Unlike criminal forfeiture, which only allows the government to forfeit property after securing a criminal conviction, under civil forfeiture, property owners do not have to be convicted or even criminally charged to lose their property.
Once a property has been forfeited and auctioned, law enforcement can keep up to 80 percent of the proceeds if just one agency investigated the case. If multiple agencies were involved, then agencies can retain all forfeiture proceeds. This creates a worrisome conflict of interest and may incentivize police to use this practice for their own financial gain.
Even worse, Mississippi police and prosecutors are not required to track or report their seizure and forfeiture activity, which keeps the public in the dark.
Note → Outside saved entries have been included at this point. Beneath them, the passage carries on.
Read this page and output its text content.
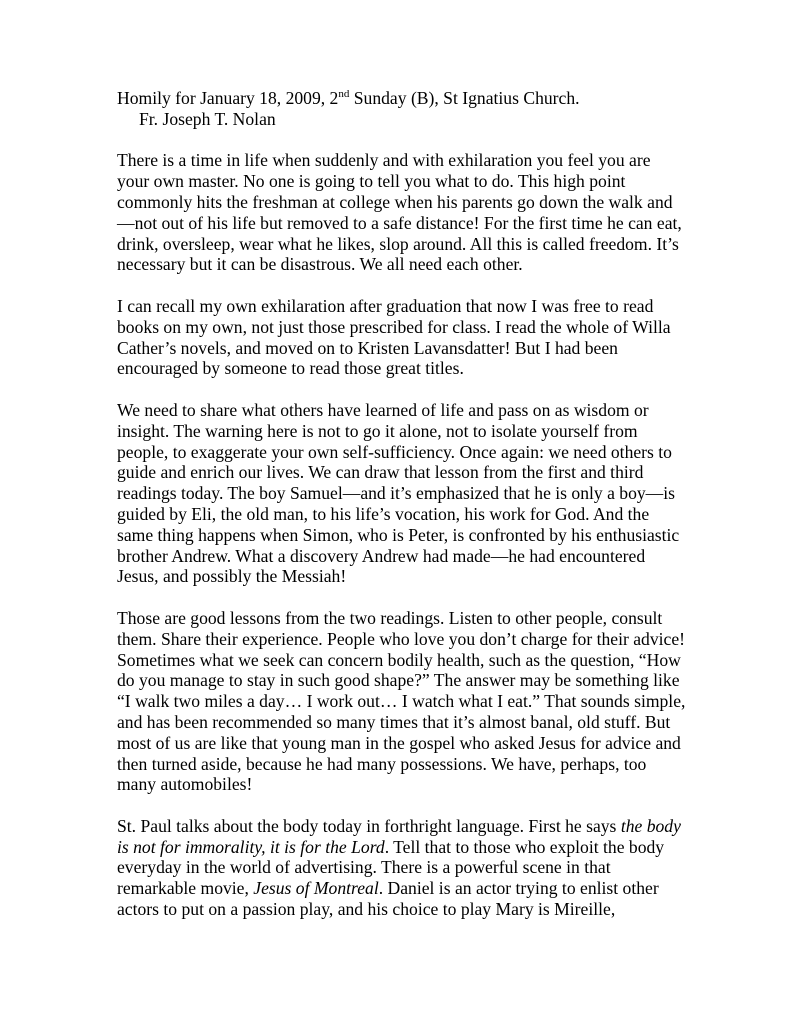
Homily for January 18, 2009, 2nd Sunday (B), St Ignatius Church.

Fr. Joseph T. Nolan

There is a time in life when suddenly and with exhilaration you feel you are your own master. No one is going to tell you what to do. This high point commonly hits the freshman at college when his parents go down the walk and—not out of his life but removed to a safe distance! For the first time he can eat, drink, oversleep, wear what he likes, slop around. All this is called freedom. It’s necessary but it can be disastrous. We all need each other.

I can recall my own exhilaration after graduation that now I was free to read books on my own, not just those prescribed for class. I read the whole of Willa Cather’s novels, and moved on to Kristen Lavansdatter! But I had been encouraged by someone to read those great titles.

We need to share what others have learned of life and pass on as wisdom or insight. The warning here is not to go it alone, not to isolate yourself from people, to exaggerate your own self-sufficiency. Once again: we need others to guide and enrich our lives. We can draw that lesson from the first and third readings today. The boy Samuel—and it’s emphasized that he is only a boy—is guided by Eli, the old man, to his life’s vocation, his work for God. And the same thing happens when Simon, who is Peter, is confronted by his enthusiastic brother Andrew. What a discovery Andrew had made—he had encountered Jesus, and possibly the Messiah!

Those are good lessons from the two readings. Listen to other people, consult them. Share their experience. People who love you don’t charge for their advice! Sometimes what we seek can concern bodily health, such as the question, “How do you manage to stay in such good shape?” The answer may be something like “I walk two miles a day… I work out… I watch what I eat.” That sounds simple, and has been recommended so many times that it’s almost banal, old stuff. But most of us are like that young man in the gospel who asked Jesus for advice and then turned aside, because he had many possessions. We have, perhaps, too many automobiles!

St. Paul talks about the body today in forthright language. First he says the body is not for immorality, it is for the Lord. Tell that to those who exploit the body everyday in the world of advertising. There is a powerful scene in that remarkable movie, Jesus of Montreal. Daniel is an actor trying to enlist other actors to put on a passion play, and his choice to play Mary is Mireille,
To shine a light on abuses of government power, state Rep. Chris Brown has proposed House Bill 1410, the “Asset Forfeiture Transparency Act.” By a vote of 112 to 5, the House of Representatives voted in favor of the bill late last month.
If enacted, the bill would require agencies to list all property seized under state or federal forfeiture laws and include a description of the seized property and its estimated value. If a property is ultimately forfeited to the government, agencies would have to disclose the amount of proceeds received from its sale. Crucially, HB 1410 would oblige agencies to list whether or not property owners were even charged with a crime as well as how the case was resolved (i.e. in acquittal, conviction, dropped charges or plea agreement). Closed forfeiture cases would also appear on a public, searchable website created and maintained by the Commissioner of Public Safety.
The lack of transparency and accountability for Mississippi’s asset forfeiture laws can cause a breakdown of trust between police officers and the citizens whose rights they are sworn to serve and protect. The little information that has become public about civil forfeiture in Mississippi is troubling.
In Richland, a town of 7,000 residents just south of Jackson, police built and paid for a $4.1 million police station entirely with civil forfeiture. Forfeiture funds also paid for “every patrol car in the Richland Police Department fleet,” as well as a “top-level training center,” Mississippi Watchdog reported. Of course, without proper disclosure requirements, there is no way of knowing how many of those individuals who had their property taken in Richland were even charged with a crime.
The Washington Post investigated one federal forfeiture program and found that since 9/11, there have been nearly 400 cash seizures made by Mississippi agencies “without search warrants or indictments.” Although federal forfeiture data is largely wanting, the U.S. Department of Justice does keep track of how much an agency has collected through federal forfeiture, unlike current state law. Between 2000 and 2013, Mississippi law enforcement altogether received more than $47 million in forfeiture proceeds from the Justice Department, according to a recent report by the Institute for Justice.
By passing HB 1410, Mississippi is poised to join a growing reform movement.